When I run it with the alias it doesn't finish, or at least I've never let it because it's taking a remarkably long time. However, if I stop the script and open Pro to view the table, a lot of the 190K+ fields are written to. But, like I said it never finishes...

Code:

import arcpy

'''
This script will count the number of occurences of a value in a field ("field_in") and write them to a 
new field ("field_out")
'''

arcpy.env.workspace = r"C:\Users\jpilbeam\Downloads\DuplicateTesting.gdb\DuplicateTesting.gdb" #path to GDB goes here
infeature = "backup_02232021" #name of feature class goes here
field_in = "name" #this is the alias of the field. Name: is the actual name
field_out = "COUNT_"+field_in
arcpy.AddField_management(infeature, field_out,"SHORT")

lista= []
cursor1=arcpy.SearchCursor(infeature)
for row in cursor1:
    i=row.getValue(field_in) #<-- where exception is thrown using field name in field_in variable
    lista.append(i)
del cursor1, row

cursor2=arcpy.UpdateCursor(infeature)
for row in cursor2:
    i=row.getValue(field_in)
    occ=lista.count(i)
    row.setValue(field_out, occ)
    cursor2.updateRow(row)
del cursor2, row
print("----done----")

EDIT: Using the alias, I let the code run for like 15-20 mins and it finished with no errors! So, I guess it just needs that long with all these records?

DavidPike · ‎02-23-2021

Well if it works... Still confusing that it's taking an alias rather than the fieldname but the old cursors are pretty alien to me.

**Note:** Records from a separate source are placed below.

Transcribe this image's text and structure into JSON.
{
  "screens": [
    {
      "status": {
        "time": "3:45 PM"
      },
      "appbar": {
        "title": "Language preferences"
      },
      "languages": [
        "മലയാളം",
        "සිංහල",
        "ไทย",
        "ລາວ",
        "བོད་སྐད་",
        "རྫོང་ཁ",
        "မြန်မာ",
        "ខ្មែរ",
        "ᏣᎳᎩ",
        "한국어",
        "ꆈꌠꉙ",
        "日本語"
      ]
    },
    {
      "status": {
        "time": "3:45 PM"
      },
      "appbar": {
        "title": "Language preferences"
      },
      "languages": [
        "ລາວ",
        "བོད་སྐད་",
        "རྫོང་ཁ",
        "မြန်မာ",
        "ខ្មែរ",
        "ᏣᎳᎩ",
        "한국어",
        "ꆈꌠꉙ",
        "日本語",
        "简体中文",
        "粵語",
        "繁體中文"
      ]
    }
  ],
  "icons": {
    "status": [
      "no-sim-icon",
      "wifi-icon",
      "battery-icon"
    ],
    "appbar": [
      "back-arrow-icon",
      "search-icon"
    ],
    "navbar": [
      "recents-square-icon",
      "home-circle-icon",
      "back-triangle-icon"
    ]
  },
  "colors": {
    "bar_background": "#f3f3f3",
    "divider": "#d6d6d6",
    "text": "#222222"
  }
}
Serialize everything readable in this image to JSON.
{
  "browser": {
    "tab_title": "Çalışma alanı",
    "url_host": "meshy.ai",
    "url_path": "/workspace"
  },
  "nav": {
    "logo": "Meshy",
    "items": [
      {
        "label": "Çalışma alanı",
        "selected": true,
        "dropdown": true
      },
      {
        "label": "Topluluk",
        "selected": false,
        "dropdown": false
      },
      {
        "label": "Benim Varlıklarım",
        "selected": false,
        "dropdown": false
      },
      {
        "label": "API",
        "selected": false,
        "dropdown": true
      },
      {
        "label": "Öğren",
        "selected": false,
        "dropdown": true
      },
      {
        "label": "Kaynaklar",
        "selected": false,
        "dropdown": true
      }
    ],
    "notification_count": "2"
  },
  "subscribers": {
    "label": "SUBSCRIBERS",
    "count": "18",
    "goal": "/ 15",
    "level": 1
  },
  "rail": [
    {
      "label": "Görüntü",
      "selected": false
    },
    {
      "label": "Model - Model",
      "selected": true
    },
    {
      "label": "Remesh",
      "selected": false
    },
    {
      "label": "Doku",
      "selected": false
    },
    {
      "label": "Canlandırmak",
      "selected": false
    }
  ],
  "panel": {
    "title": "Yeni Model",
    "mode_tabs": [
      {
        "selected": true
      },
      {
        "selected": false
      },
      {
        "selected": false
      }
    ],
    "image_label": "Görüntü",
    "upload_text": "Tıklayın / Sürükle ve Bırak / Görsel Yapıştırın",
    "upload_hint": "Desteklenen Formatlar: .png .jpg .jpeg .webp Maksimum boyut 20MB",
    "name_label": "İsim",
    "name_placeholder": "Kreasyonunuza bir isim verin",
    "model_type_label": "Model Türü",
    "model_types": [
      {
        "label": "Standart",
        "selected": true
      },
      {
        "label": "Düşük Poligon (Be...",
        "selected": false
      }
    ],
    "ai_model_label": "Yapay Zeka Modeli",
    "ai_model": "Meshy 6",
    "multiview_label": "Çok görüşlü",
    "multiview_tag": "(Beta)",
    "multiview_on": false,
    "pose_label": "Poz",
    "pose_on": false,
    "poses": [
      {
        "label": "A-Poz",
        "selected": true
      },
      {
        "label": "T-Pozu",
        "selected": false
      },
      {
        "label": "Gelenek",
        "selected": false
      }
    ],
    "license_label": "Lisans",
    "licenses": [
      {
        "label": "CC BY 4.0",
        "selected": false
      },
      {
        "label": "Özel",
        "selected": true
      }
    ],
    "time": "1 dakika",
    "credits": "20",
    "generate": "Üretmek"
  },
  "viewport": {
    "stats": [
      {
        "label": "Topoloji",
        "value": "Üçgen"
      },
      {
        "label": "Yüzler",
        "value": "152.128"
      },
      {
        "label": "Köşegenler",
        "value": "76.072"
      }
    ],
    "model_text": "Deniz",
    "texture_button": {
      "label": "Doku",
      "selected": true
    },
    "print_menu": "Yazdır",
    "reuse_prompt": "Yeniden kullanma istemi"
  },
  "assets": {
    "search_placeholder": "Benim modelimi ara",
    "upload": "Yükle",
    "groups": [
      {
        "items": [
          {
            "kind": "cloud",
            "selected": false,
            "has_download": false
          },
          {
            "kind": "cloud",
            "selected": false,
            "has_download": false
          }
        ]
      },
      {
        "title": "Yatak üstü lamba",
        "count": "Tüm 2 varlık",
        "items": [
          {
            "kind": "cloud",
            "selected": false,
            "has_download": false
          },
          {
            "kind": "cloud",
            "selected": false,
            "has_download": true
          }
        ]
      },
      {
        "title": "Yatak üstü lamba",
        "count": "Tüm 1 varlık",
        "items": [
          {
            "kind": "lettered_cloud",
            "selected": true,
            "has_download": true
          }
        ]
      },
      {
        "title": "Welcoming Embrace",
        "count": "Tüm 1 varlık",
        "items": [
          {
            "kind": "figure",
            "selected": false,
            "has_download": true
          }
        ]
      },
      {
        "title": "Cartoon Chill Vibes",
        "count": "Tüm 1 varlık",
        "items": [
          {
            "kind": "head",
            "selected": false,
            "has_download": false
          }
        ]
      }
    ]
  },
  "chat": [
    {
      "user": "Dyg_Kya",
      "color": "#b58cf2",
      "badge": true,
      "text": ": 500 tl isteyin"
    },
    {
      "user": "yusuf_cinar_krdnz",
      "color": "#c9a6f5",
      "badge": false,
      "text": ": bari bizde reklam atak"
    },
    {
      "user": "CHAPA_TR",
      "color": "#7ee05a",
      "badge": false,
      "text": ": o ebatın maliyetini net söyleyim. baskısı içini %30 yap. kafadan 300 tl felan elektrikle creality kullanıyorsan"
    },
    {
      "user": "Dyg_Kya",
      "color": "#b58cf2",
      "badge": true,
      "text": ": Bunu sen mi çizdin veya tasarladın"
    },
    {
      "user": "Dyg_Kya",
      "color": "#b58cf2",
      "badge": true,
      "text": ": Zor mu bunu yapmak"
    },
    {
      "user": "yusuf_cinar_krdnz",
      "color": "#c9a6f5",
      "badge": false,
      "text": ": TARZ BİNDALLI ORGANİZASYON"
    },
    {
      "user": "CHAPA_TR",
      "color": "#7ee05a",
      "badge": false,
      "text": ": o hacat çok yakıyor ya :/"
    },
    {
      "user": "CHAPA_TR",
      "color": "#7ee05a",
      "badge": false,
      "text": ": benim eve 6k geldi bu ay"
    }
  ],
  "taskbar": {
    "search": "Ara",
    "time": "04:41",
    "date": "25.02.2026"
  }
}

I'd recommend looking at Dan's suggestion as it may be faster.

If not and you're still looking for speed, I'm not sure the script itself is designed for performance.

First it has an old cursor SearchCursor—ArcGIS Pro | Documentation rather than the faster arcpy.da cursor has superceded it. Also in the cursor initiation, you can probably get a boost by limiting the fields argument to just the field(s) you need - at the moment, the entire row is returned.

Perhaps the .count method on the list is optimal, but I do wonder if there's a better way than appending everything to a list then counting it after (although this is exactly how I'd write my own junk code just to do something then gather dust for eternity!).

View solution in original post

DanPatterson · ‎02-23-2021

Find Identical (Data Management)—ArcGIS Pro | Documentation is useful as well, or for comparison

... sort of retired...

DavidPike · ‎02-23-2021

Well if it works... Still confusing that it's taking an alias rather than the fieldname but the old cursors are pretty alien to me.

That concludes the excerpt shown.